DontCloseSpider – Makes sure spider isn’t closed to make sure prior results are processed

class city_scrapers_core.pipelines.GCSDiffPipeline(crawler, output_format)[source]

Implements DiffPipeline for Google Cloud Storage

load_previous_results()[source]

Load previously scraped items on Google Cloud Storage

Return type

List[Mapping]

Returns

Previously scraped results

class city_scrapers_core.pipelines.MeetingPipeline[source]

General pipeline for setting some defaults on meetings, can be subclassed for additional processing.

process_item(item, spider)[source]

Custom processing to set defaults on meeting, including cleaning up title and setting a default end time if one is not provided

Parameters

item (Item) – Scraped item passed to pipeline

Return type

Item

Returns

Processed item

class city_scrapers_core.pipelines.OpenCivicDataPipeline[source]

Pipeline for transforming Meeting items into the Open Civic Data Event format.

create_location(item)[source]

Creates an OCD-formatted location from a scraped item’s data

Parameters

item (Mapping) – Item to process the location

Return type

Mapping

Returns

Dict of the location

process_item(item, spider)[source]

Takes a dict-like object and converts it into an Open Civic Data Event.

Parameters
  • item (Mapping) – Item to be converted

  • spider (Spider) – Current spider being run

Return type

Mapping

Returns

Dict formatted as an OCD event

class city_scrapers_core.pipelines.S3DiffPipeline(crawler, output_format)[source]

Implements DiffPipeline for AWS S3

load_previous_results()[source]

Load previously scraped items on AWS S3

Return type

List[Mapping]

Returns

Previously scraped results

class city_scrapers_core.pipelines.ValidationPipeline[source]

Pipeline for validating whether a scraper’s results match the expected schema.

close_spider(spider)[source]

Run validation report when Spider is closed

Parameters

spider (Spider) – Spider object being run

classmethod from_crawler(crawler)[source]

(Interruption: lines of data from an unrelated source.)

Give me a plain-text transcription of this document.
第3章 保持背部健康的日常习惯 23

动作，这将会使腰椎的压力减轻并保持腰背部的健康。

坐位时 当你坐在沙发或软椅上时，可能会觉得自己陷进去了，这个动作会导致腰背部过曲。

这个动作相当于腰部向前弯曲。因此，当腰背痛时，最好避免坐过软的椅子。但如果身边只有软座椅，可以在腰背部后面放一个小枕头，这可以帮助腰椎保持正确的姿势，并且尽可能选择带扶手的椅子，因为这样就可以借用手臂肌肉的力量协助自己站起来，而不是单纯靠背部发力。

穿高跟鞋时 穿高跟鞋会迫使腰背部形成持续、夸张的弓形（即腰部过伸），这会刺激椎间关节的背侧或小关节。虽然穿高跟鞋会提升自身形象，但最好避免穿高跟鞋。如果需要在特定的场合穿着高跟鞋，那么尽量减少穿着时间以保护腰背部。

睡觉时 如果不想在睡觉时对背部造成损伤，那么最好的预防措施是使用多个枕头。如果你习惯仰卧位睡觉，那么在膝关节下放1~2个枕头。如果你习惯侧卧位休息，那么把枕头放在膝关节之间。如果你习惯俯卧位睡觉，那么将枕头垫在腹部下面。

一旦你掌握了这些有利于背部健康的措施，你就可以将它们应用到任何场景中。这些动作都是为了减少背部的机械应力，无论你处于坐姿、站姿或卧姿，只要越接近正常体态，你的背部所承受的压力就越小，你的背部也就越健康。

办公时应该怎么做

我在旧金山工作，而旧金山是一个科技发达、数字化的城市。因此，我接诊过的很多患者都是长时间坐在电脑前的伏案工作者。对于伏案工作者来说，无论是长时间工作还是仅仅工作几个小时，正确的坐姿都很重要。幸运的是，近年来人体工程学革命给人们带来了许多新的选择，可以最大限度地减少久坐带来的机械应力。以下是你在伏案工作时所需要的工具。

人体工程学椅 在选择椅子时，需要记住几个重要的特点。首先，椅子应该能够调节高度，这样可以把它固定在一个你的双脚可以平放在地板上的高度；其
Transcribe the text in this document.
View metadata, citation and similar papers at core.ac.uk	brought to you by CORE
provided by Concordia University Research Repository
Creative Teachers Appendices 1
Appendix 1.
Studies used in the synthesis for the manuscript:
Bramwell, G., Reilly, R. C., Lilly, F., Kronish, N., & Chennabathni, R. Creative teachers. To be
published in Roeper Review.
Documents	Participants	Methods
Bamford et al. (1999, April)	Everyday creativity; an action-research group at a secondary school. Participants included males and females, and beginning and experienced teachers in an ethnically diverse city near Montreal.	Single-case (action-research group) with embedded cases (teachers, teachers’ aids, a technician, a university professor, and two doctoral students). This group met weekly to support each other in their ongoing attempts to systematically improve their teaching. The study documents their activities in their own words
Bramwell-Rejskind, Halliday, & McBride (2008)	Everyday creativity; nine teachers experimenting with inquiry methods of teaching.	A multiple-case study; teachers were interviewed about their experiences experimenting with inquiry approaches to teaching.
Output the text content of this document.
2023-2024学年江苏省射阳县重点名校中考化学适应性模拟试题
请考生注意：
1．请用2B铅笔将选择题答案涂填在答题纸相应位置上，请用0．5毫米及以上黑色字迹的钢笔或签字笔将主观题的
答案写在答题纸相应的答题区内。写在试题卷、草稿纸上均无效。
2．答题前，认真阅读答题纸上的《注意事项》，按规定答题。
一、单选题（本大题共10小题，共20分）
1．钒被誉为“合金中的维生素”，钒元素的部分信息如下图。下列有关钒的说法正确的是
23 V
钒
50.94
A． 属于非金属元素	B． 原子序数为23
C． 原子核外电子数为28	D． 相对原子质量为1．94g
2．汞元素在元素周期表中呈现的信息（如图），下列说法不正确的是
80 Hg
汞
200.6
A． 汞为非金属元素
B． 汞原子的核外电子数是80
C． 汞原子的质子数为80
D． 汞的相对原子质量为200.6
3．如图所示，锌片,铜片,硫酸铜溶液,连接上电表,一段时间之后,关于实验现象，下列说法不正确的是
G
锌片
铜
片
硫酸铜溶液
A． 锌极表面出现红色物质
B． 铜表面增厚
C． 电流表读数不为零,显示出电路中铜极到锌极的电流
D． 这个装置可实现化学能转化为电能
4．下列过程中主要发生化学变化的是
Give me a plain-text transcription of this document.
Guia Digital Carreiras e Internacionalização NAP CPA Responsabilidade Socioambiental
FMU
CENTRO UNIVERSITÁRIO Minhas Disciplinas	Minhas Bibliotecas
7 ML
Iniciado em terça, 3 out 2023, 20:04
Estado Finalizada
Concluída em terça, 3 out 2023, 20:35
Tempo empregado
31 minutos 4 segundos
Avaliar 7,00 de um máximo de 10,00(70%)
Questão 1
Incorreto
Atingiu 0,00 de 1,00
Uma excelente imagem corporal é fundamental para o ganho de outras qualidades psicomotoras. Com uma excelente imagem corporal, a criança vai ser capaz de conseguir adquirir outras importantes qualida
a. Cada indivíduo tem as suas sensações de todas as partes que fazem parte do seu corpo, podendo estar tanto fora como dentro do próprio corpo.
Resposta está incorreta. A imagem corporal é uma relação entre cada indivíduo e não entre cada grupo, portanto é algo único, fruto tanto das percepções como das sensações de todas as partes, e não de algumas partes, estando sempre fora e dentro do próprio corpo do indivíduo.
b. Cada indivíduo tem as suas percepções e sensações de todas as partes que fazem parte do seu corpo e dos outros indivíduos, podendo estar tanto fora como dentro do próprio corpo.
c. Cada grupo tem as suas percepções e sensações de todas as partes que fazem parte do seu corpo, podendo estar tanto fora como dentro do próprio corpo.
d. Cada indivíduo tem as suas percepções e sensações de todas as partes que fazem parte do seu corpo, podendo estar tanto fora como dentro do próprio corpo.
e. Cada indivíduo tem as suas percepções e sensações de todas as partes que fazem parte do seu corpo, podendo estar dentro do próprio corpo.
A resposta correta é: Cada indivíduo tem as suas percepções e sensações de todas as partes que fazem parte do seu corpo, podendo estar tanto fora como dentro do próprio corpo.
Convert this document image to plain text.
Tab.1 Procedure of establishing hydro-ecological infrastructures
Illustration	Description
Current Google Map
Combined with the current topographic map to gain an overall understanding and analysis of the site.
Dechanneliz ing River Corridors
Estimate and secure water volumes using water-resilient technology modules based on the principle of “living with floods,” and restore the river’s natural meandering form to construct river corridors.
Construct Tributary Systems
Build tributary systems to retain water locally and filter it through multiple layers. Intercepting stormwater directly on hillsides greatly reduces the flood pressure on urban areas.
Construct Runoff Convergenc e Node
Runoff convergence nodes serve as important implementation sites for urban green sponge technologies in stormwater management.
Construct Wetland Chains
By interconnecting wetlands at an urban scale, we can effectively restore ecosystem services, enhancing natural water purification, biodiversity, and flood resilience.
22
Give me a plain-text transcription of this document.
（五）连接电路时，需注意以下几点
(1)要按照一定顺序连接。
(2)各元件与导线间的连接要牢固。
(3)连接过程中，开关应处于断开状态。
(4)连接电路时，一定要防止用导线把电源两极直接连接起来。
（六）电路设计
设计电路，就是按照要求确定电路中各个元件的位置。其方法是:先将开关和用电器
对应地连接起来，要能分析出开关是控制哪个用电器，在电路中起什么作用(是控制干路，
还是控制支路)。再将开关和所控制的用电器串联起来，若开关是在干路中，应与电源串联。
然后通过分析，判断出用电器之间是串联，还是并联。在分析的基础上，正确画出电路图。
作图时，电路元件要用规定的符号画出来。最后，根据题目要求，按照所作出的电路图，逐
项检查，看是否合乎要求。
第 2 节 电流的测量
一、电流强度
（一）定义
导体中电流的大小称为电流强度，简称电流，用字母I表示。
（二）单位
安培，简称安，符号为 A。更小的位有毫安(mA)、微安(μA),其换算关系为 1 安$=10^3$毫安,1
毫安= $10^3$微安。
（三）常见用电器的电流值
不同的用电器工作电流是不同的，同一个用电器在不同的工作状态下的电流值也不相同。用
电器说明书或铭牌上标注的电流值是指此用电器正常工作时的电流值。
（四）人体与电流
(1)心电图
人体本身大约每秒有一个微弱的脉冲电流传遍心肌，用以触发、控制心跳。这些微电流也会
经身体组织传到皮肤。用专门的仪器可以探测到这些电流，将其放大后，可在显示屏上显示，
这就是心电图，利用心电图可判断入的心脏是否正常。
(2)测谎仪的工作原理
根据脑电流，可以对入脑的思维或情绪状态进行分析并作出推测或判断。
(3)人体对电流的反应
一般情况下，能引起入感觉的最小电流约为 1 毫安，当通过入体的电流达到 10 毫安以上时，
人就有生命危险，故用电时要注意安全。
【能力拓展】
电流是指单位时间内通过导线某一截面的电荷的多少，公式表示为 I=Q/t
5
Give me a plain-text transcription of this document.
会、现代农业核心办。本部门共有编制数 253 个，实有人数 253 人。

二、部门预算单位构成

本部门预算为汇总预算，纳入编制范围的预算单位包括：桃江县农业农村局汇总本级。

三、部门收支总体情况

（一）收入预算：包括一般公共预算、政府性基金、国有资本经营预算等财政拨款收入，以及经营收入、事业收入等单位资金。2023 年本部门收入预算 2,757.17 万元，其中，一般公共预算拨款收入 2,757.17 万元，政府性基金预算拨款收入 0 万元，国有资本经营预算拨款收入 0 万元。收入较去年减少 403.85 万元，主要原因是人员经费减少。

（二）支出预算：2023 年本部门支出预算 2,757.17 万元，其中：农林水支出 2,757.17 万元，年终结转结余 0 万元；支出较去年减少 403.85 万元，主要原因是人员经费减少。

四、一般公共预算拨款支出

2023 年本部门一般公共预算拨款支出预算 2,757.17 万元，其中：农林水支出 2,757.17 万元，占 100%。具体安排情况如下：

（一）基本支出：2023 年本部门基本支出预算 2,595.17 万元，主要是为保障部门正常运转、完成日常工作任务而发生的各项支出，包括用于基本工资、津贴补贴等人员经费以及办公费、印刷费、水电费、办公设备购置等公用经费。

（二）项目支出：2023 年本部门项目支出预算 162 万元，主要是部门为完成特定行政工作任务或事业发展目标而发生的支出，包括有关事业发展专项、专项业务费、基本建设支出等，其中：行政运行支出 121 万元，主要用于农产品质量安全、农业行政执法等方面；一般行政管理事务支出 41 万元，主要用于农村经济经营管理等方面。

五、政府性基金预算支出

Create pipeline from crawler

Parameters

crawler (Crawler) – Current Crawler object

Returns

Created pipeline

open_spider(spider)[source]

Set initial item count and error count for tracking

Parameters

spider (Spider) – Spider object being run

process_item(item, spider)[source]

Check whether each item scraped matches the schema

Parameters
  • item (Mapping) – Item to be processed, ignored if not Meeting

  • spider (Spider) – Spider object being run

Return type

Mapping

Returns

Item with modifications for validation

validation_report(spider)[source]

Print the results of validating Spider output against a required schema

Parameters

spider (Spider) – Spider object to validate

Raises

ValueError – Raises error if validation fails

city_scrapers_core.decorators.ignore_processed(func)[source]

Method decorator to ignore processed items passed to pipeline by middleware.

This should be used on the process_item method of any additional custom pipelines used to handle Meeting objects to make sure that dict items passed by DiffPipeline don’t cause issues.